En entrevue, son porte-parole Serge Petitclerc a soutenu que même les ministres responsables du dossier tiennent un discours qui discrédite les personnes assistées sociales comme si elles refusaient de travailler ou de s’en sortir.

«Quand on parle des homosexuels, des immigrants, des femmes, il y a toujours une petite retenue. Mais quand on parle des personnes assistées sociales, c’est le bar ouvert: on peut les insulter, dire n’importe quoi sans tenir compte de la réalité», a commenté M. Petitclerc.

À l’occasion du 40e anniversaire de la Charte des droits et libertés de la personne, la Commission des droits de la personne et des droits de la jeunesse a voulu prendre le pouls de la population face aux différents droits. C’est le Centre de recherche en droit public qui a réalisé l’enquête, avec des chercheurs de quatre universités québécoises.

Religions

Le sondage confirme aussi un certain malaise face aux accommodements pour motif religieux et face à l’expression en public de ses convictions religieuses.

Ainsi, bien que 68 pour cent des Québécois disent avoir une opinion positive des gens ayant une autre religion, ils sont seulement 38 pour cent à appuyer l’attribution d’espaces de prière dans les collèges et universités. Et ils sont 43 pour cent à appuyer la prise en compte d’exigences alimentaires pour raison religieuse à la cafétéria des écoles.

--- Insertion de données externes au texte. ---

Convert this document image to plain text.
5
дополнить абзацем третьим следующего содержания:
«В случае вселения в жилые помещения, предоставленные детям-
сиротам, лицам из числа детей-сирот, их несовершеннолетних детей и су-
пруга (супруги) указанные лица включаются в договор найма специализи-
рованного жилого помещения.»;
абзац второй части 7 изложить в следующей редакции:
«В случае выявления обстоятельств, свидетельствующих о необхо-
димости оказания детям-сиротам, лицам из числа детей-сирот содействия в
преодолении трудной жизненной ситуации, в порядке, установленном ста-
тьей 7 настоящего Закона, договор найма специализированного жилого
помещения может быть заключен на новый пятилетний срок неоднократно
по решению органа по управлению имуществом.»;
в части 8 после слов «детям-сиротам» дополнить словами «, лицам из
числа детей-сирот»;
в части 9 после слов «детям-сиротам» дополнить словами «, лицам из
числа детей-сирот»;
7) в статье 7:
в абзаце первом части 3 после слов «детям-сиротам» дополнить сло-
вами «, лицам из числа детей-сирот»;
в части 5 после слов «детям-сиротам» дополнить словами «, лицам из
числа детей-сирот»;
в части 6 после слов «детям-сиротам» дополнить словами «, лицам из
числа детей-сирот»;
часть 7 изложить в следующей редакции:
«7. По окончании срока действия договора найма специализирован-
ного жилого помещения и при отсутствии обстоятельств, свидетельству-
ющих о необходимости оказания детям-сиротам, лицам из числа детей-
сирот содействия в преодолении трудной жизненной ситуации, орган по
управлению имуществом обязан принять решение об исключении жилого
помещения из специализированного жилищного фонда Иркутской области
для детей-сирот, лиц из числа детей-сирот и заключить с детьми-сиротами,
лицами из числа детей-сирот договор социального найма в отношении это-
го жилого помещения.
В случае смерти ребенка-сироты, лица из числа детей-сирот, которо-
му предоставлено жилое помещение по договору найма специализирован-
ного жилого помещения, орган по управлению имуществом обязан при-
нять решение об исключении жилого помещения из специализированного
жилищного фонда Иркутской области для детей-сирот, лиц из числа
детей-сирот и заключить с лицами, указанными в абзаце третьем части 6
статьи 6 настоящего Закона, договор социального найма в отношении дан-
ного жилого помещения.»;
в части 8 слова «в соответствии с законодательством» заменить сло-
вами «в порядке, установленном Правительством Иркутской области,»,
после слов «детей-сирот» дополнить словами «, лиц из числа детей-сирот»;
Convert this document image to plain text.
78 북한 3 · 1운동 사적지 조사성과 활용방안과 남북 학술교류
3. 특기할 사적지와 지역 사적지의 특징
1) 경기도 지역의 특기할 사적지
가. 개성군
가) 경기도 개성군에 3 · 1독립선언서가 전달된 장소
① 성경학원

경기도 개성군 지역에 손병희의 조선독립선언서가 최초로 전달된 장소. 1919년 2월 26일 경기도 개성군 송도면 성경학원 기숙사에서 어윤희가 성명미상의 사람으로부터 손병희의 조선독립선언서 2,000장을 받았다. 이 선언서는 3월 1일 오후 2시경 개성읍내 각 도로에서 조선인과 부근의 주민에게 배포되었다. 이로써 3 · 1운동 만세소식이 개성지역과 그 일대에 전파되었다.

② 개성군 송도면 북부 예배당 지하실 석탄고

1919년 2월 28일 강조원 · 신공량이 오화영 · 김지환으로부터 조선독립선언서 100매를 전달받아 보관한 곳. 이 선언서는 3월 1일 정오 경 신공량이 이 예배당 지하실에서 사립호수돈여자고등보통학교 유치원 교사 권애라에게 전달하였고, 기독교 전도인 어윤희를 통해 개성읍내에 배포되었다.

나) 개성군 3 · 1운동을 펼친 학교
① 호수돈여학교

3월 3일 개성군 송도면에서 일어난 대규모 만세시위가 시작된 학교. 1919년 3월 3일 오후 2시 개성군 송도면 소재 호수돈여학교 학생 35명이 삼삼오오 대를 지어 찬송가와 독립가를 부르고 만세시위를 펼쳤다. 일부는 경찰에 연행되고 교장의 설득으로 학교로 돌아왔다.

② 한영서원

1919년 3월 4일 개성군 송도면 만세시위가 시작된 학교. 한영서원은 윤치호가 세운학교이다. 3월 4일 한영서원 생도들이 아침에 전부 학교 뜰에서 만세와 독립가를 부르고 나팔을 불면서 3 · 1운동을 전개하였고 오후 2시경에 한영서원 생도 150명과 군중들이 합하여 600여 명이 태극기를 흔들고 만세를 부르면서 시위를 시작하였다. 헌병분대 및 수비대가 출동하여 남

«Ces trucs-là, il y a de la résistance là-dessus de façon importante. Et on avait des chiffres équivalents en 2006 et 2007 quand ces questions-là ont commencé à être posées. Ça n’a pratiquement pas bougé depuis 10 ans. Il y a donc une immense résistance sur ces questions-là, beaucoup plus grande que pour tous les autres types d’accommodements. Et ça montre que ça accroche sur les questions religieuses», a résumé M. Noreau.

De même, 43 pour cent des répondants ont dit se méfier des personnes qui affirment trop clairement leur religion.

Aux yeux de M. Noreau, c’est l’expression en public de sa religion qui incommode les répondants.

Ils sont ainsi 25 pour cent à trouver dérangeant le port de la kippa, 30,5 pour cent à trouver dérangeant le port du turban et 49 pour cent à trouver dérangeant le port du voile. Mais ils ne sont que 5,5 pour cent à trouver dérangeant le port d’une croix dans le cou.

À cela, M. Noreau souligne qu’en France, c’était 85 pour cent des gens qui se disaient dérangés par le voile en 2009 et 80 pour cent en 2013.

Et même au Québec, M. Noreau signale que l’inconfort face au voile a déjà atteint 62 pour cent en 2006-2007, selon un sondage Léger marketing. L’inconfort y a donc diminué depuis.

M. Noreau attribue cette attitude en partie au fait que les Québécois ont connu une rupture rapide avec l’influence religieuse durant les décennies 1960 et 1970.

Un fait étonnant du sondage porte sur l’égalité homme-femme. Ainsi, 81 pour cent des répondants affirment que les inégalités entre les hommes et les femmes ne sont jamais justifiées. C’est donc dire que près de 20 pour cent les trouvent justifiées.

Ils sont aussi 37 pour cent à approuver l’énoncé «nous sommes allés trop loin en favorisant l’égalité des droits dans ce pays».

Et 48 pour cent se disent d’accord avec l’énoncé «ce n’est pas vraiment un si gros problème si certains ont plus de chance que d’autres dans la vie».

Le sondage a été réalisé auprès de 1501 répondants, entre avril et juin 2015. Il comporte une marge d’erreur de 2,4 pour cent, 19 fois sur 20.